Abnormal expansion of the C9orf72 gene
Professor Orla Hardiman, principal investigator in the Irish part of the study and a leading world authority on MND, said: "Up to 10% of people in Ireland with MND carry an abnormal expansion of the C9orf72 gene.
"Gene therapy is an exciting new approach and considerable progress has already been made in turning off another MND associated gene (SOD1), as the results of early clinical trials have shown. We are very hopeful that the same approach will work for those with the C9orf72 gene."
Earlier this summer, Prof Hardiman provided an invited editorial for the New England Journal of Medicine, commenting on these early trials using gene therapy for SOD1. "While we do not have any patients with SOD1 mutations in Ireland, we have many people carrying the abnormal C9orf72 gene, and for these people, the current trial could be a true game changer.
'Hope that it will become treatable disease in near future'
"And the pharmaceutical industry is also looking at other modifier genes that we could target, which could help many other people with MND who do not carry the C9orf72 mutation. While these are early days, there is now genuine hope that MND will become a treatable disease in the near future."
Professor Martina Hennessy, director of the St James’s Clinical Research Facility, said: "The trial is currently being conducted at the Trinity College/St. James’s Hospital Clinical Research Facility CRF), which has been fully equipped for these precision medicine-based gene therapy trials.

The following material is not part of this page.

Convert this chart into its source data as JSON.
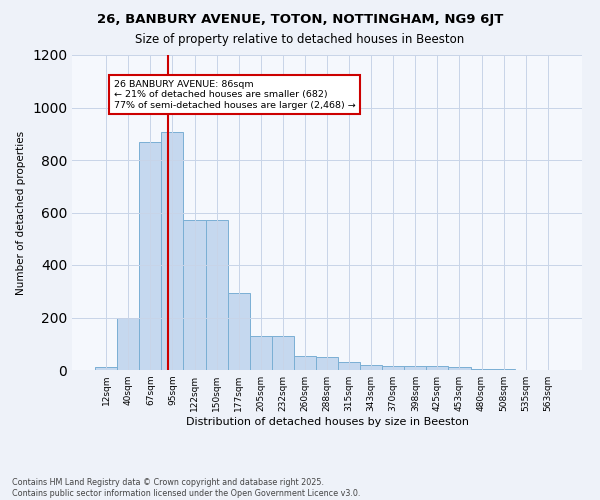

"Our aim is to be the leading centre in the country for these types of early phase studies and we are delighted that the HPRA has pre-inspected and approved us.
"Ireland has traditionally not been able to compete on the world stage for these types of very early clinical trials, and it is a testimony to our staff, and to the international reputation of the Irish MND Research Group that we have been selected and approved to enrol an Irish patient into this study."